Later that day as we walked to a committee hearing, I said, “You did a good job with the sugar speech.” I couldn’t take it anymore, I needed some kind of direct feedback. He stopped and turned to me and said, “Why?”
This pretty much caught me off guard because I was expecting a simple “Thank you” or even, “No, YOU did a great job, Scott!” Instead, I got a lesson:
“Well, you made the point that the program cost taxpayers…”
“Did you notice I was leaning on the podium?” he asked.
“Well no, but you also brought up the Fanjul brothers and…”
He stopped me again, “Did you notice I had a pen in my hand and was pointing at people?”
“Look,” he started, “You’re a smart guy. You know this program and the points I should make. But when I’m leaning on the podium and pointing a pen at people, they stop listening to what I’m saying and start wondering what’s wrong with me. I need you to deliver good product and then tell me how I can do better. No one buys your arguments if they don’t buy you. Got that?”
“Then don’t kiss my ass,” he said, “Tell me what I screwed up and how to fix it. You’ve got to hit me over the head. I can pay some college kid nothing to tell me I’m good, but we’re in the business of making arguments. Any questions?”
I stood there for what seemed like 10 minutes thinking to myself, “Jesus, I just wanted an ‘Atta boy.'” I shook my head and he pushed the button to the elevator and when the door opened, he smiled at the three people on the elevator and said, “Heyhowyou?” like he always does (yes, it is one word when he says it) and we were off.

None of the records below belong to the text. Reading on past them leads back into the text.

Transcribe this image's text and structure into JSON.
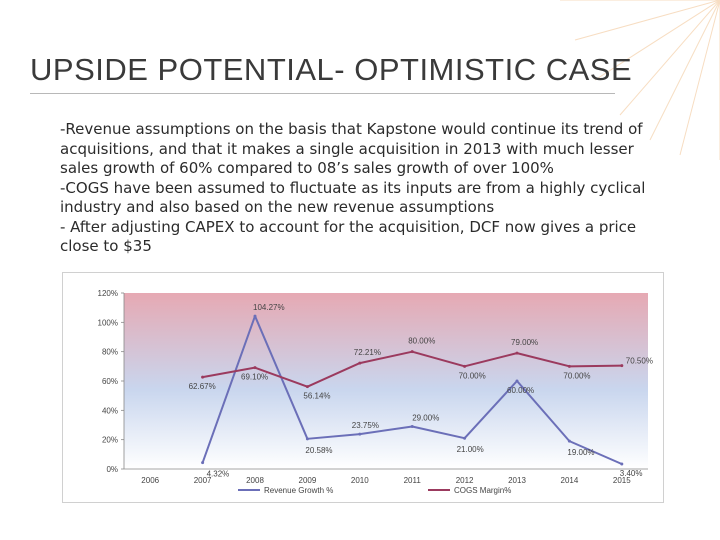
{
  "slide": {
    "title": "UPSIDE POTENTIAL- OPTIMISTIC CASE",
    "body_lines": [
      "-Revenue assumptions on the basis that Kapstone would continue its trend of",
      "acquisitions, and that it makes a single acquisition in 2013 with much lesser",
      "sales growth of 60% compared to 08’s sales growth of over 100%",
      "-COGS have been assumed to fluctuate as its inputs are from a highly cyclical",
      "industry and also based on the new revenue assumptions",
      "- After adjusting CAPEX to account for the acquisition, DCF now gives a price",
      "close to $35"
    ]
  },
  "colors": {
    "accent": "#e8a24a",
    "revenue_line": "#6b6fb8",
    "cogs_line": "#9b3a5e",
    "band_top": "#e6a9b3",
    "band_bottom": "#c9d6ee"
  },
  "chart_data": {
    "type": "line",
    "categories": [
      "2006",
      "2007",
      "2008",
      "2009",
      "2010",
      "2011",
      "2012",
      "2013",
      "2014",
      "2015"
    ],
    "ylim": [
      0,
      120
    ],
    "yticks": [
      "0%",
      "20%",
      "40%",
      "60%",
      "80%",
      "100%",
      "120%"
    ],
    "series": [
      {
        "name": "Revenue Growth %",
        "values": [
          null,
          4.32,
          104.27,
          20.58,
          23.75,
          29.0,
          21.0,
          60.0,
          19.0,
          3.4
        ],
        "labels": [
          null,
          "4.32%",
          "104.27%",
          "20.58%",
          "23.75%",
          "29.00%",
          "21.00%",
          "60.00%",
          "19.00%",
          "3.40%"
        ]
      },
      {
        "name": "COGS Margin%",
        "values": [
          null,
          62.67,
          69.1,
          56.14,
          72.21,
          80.0,
          70.0,
          79.0,
          70.0,
          70.5
        ],
        "labels": [
          null,
          "62.67%",
          "69.10%",
          "56.14%",
          "72.21%",
          "80.00%",
          "70.00%",
          "79.00%",
          "70.00%",
          "70.50%"
        ]
      }
    ],
    "legend_position": "bottom"
  }
}
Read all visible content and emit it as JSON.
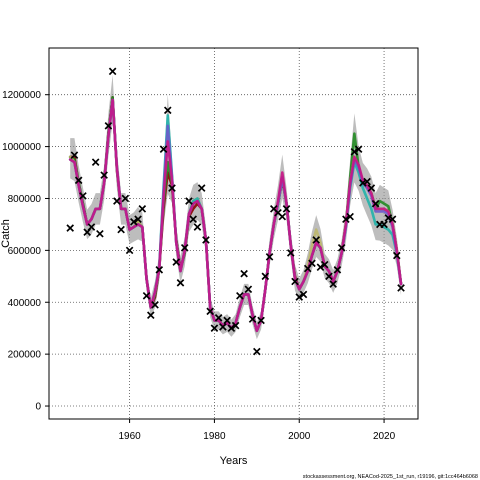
{
  "chart_data": {
    "type": "line",
    "title": "",
    "xlabel": "Years",
    "ylabel": "Catch",
    "xlim": [
      1941,
      2028
    ],
    "ylim": [
      -50000,
      1380000
    ],
    "x_ticks": [
      1960,
      1980,
      2000,
      2020
    ],
    "y_ticks": [
      0,
      200000,
      400000,
      600000,
      800000,
      1000000,
      1200000
    ],
    "x_tick_labels": [
      "1960",
      "1980",
      "2000",
      "2020"
    ],
    "y_tick_labels": [
      "0",
      "200000",
      "400000",
      "600000",
      "800000",
      "1000000",
      "1200000"
    ],
    "grid": "dotted",
    "source_note": "stockassessment.org, NEACod-2025_1st_run, r19196, git:1cc464b6068",
    "observed": {
      "marker": "x",
      "x": [
        1946,
        1947,
        1948,
        1949,
        1950,
        1951,
        1952,
        1953,
        1954,
        1955,
        1956,
        1957,
        1958,
        1959,
        1960,
        1961,
        1962,
        1963,
        1964,
        1965,
        1966,
        1967,
        1968,
        1969,
        1970,
        1971,
        1972,
        1973,
        1974,
        1975,
        1976,
        1977,
        1978,
        1979,
        1980,
        1981,
        1982,
        1983,
        1984,
        1985,
        1986,
        1987,
        1988,
        1989,
        1990,
        1991,
        1992,
        1993,
        1994,
        1995,
        1996,
        1997,
        1998,
        1999,
        2000,
        2001,
        2002,
        2003,
        2004,
        2005,
        2006,
        2007,
        2008,
        2009,
        2010,
        2011,
        2012,
        2013,
        2014,
        2015,
        2016,
        2017,
        2018,
        2019,
        2020,
        2021,
        2022,
        2023,
        2024
      ],
      "y": [
        686000,
        967000,
        870000,
        810000,
        670000,
        690000,
        940000,
        664000,
        890000,
        1080000,
        1290000,
        790000,
        680000,
        800000,
        600000,
        710000,
        720000,
        760000,
        425000,
        350000,
        390000,
        525000,
        990000,
        1140000,
        840000,
        555000,
        475000,
        610000,
        790000,
        720000,
        690000,
        840000,
        640000,
        365000,
        300000,
        340000,
        305000,
        330000,
        300000,
        310000,
        425000,
        510000,
        450000,
        335000,
        210000,
        330000,
        500000,
        575000,
        760000,
        745000,
        730000,
        760000,
        590000,
        480000,
        420000,
        430000,
        530000,
        550000,
        640000,
        535000,
        545000,
        500000,
        470000,
        525000,
        610000,
        720000,
        730000,
        980000,
        990000,
        860000,
        865000,
        840000,
        780000,
        700000,
        700000,
        725000,
        720000,
        580000,
        455000
      ]
    },
    "series": [
      {
        "color": "#8b0000",
        "values": [
          960000,
          960000,
          860000,
          780000,
          700000,
          720000,
          760000,
          760000,
          860000,
          1050000,
          1190000,
          910000,
          760000,
          760000,
          680000,
          690000,
          710000,
          690000,
          490000,
          380000,
          420000,
          530000,
          760000,
          900000,
          850000,
          640000,
          530000,
          590000,
          730000,
          760000,
          780000,
          760000,
          640000,
          380000,
          330000,
          330000,
          310000,
          320000,
          300000,
          320000,
          380000,
          430000,
          430000,
          350000,
          290000,
          330000,
          450000,
          590000,
          700000,
          780000,
          870000,
          780000,
          620000,
          500000,
          450000,
          480000,
          520000,
          580000,
          630000,
          610000,
          540000,
          520000,
          480000,
          520000,
          590000,
          700000,
          860000,
          960000,
          920000,
          860000,
          840000,
          820000,
          760000,
          760000,
          760000,
          750000,
          700000,
          600000,
          470000
        ]
      },
      {
        "color": "#228b22",
        "values": [
          960000,
          950000,
          860000,
          780000,
          700000,
          720000,
          760000,
          760000,
          860000,
          1050000,
          1190000,
          920000,
          760000,
          760000,
          680000,
          690000,
          710000,
          690000,
          490000,
          380000,
          430000,
          530000,
          780000,
          940000,
          860000,
          640000,
          520000,
          590000,
          740000,
          780000,
          790000,
          760000,
          640000,
          380000,
          330000,
          330000,
          310000,
          320000,
          300000,
          320000,
          380000,
          430000,
          430000,
          350000,
          290000,
          330000,
          450000,
          590000,
          700000,
          780000,
          880000,
          780000,
          620000,
          490000,
          450000,
          480000,
          520000,
          580000,
          630000,
          610000,
          540000,
          520000,
          480000,
          520000,
          590000,
          700000,
          880000,
          1050000,
          920000,
          860000,
          850000,
          820000,
          760000,
          790000,
          780000,
          770000,
          700000,
          600000,
          470000
        ]
      },
      {
        "color": "#bdb76b",
        "values": [
          960000,
          940000,
          850000,
          770000,
          700000,
          720000,
          760000,
          760000,
          860000,
          1040000,
          1180000,
          920000,
          760000,
          760000,
          680000,
          690000,
          710000,
          690000,
          490000,
          380000,
          440000,
          530000,
          820000,
          1060000,
          880000,
          630000,
          520000,
          600000,
          740000,
          790000,
          800000,
          760000,
          640000,
          380000,
          330000,
          330000,
          310000,
          320000,
          300000,
          320000,
          380000,
          430000,
          430000,
          350000,
          290000,
          330000,
          450000,
          590000,
          700000,
          780000,
          880000,
          780000,
          620000,
          490000,
          450000,
          480000,
          540000,
          620000,
          680000,
          630000,
          540000,
          520000,
          480000,
          520000,
          590000,
          700000,
          860000,
          960000,
          920000,
          860000,
          840000,
          820000,
          750000,
          760000,
          760000,
          750000,
          700000,
          600000,
          470000
        ]
      },
      {
        "color": "#20b2aa",
        "values": [
          950000,
          940000,
          850000,
          770000,
          700000,
          720000,
          760000,
          760000,
          860000,
          1040000,
          1180000,
          920000,
          760000,
          760000,
          680000,
          690000,
          700000,
          690000,
          490000,
          380000,
          440000,
          540000,
          840000,
          1120000,
          890000,
          630000,
          520000,
          600000,
          740000,
          790000,
          800000,
          760000,
          640000,
          380000,
          330000,
          330000,
          310000,
          320000,
          300000,
          320000,
          380000,
          430000,
          430000,
          350000,
          290000,
          330000,
          450000,
          590000,
          700000,
          780000,
          880000,
          780000,
          620000,
          490000,
          450000,
          480000,
          520000,
          580000,
          630000,
          610000,
          540000,
          520000,
          480000,
          520000,
          590000,
          690000,
          840000,
          940000,
          900000,
          840000,
          800000,
          760000,
          700000,
          700000,
          690000,
          680000,
          660000,
          590000,
          470000
        ]
      },
      {
        "color": "#6a5acd",
        "values": [
          950000,
          940000,
          850000,
          770000,
          700000,
          720000,
          760000,
          760000,
          860000,
          1040000,
          1180000,
          920000,
          760000,
          760000,
          680000,
          690000,
          700000,
          690000,
          490000,
          380000,
          440000,
          530000,
          820000,
          1080000,
          880000,
          630000,
          520000,
          600000,
          740000,
          780000,
          790000,
          760000,
          640000,
          380000,
          330000,
          330000,
          310000,
          320000,
          300000,
          320000,
          380000,
          430000,
          430000,
          350000,
          290000,
          330000,
          450000,
          590000,
          700000,
          780000,
          880000,
          780000,
          620000,
          490000,
          450000,
          480000,
          520000,
          580000,
          630000,
          610000,
          540000,
          520000,
          480000,
          520000,
          590000,
          690000,
          850000,
          950000,
          920000,
          860000,
          840000,
          810000,
          750000,
          750000,
          750000,
          740000,
          690000,
          590000,
          470000
        ]
      },
      {
        "color": "#c71585",
        "values": [
          950000,
          940000,
          850000,
          770000,
          700000,
          720000,
          760000,
          760000,
          860000,
          1040000,
          1180000,
          920000,
          760000,
          760000,
          680000,
          690000,
          700000,
          690000,
          490000,
          380000,
          440000,
          530000,
          800000,
          1020000,
          870000,
          630000,
          520000,
          600000,
          740000,
          780000,
          790000,
          760000,
          640000,
          380000,
          330000,
          330000,
          310000,
          320000,
          300000,
          320000,
          380000,
          430000,
          430000,
          350000,
          290000,
          330000,
          450000,
          590000,
          700000,
          790000,
          900000,
          780000,
          620000,
          490000,
          450000,
          480000,
          520000,
          580000,
          630000,
          610000,
          540000,
          520000,
          480000,
          520000,
          590000,
          700000,
          860000,
          960000,
          930000,
          870000,
          850000,
          820000,
          760000,
          760000,
          760000,
          750000,
          700000,
          600000,
          470000
        ]
      }
    ]
  }
}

That exchange is the clearest managerial direction Sanford ever gave me. For me, I suddenly saw two Mark Sanfords, one who was driven to fight the national debt, wasteful spending, and for limited, constitutional government and the other, a socially awkward guy who cared more about The Enterprise than himself. So, in a hallway in the Longworth Building in 1997, I was enlisted to protect The Enterprise, even from Mark Sanford, himself. Sadly, that story didn’t end so well. But we’ll get to that another day.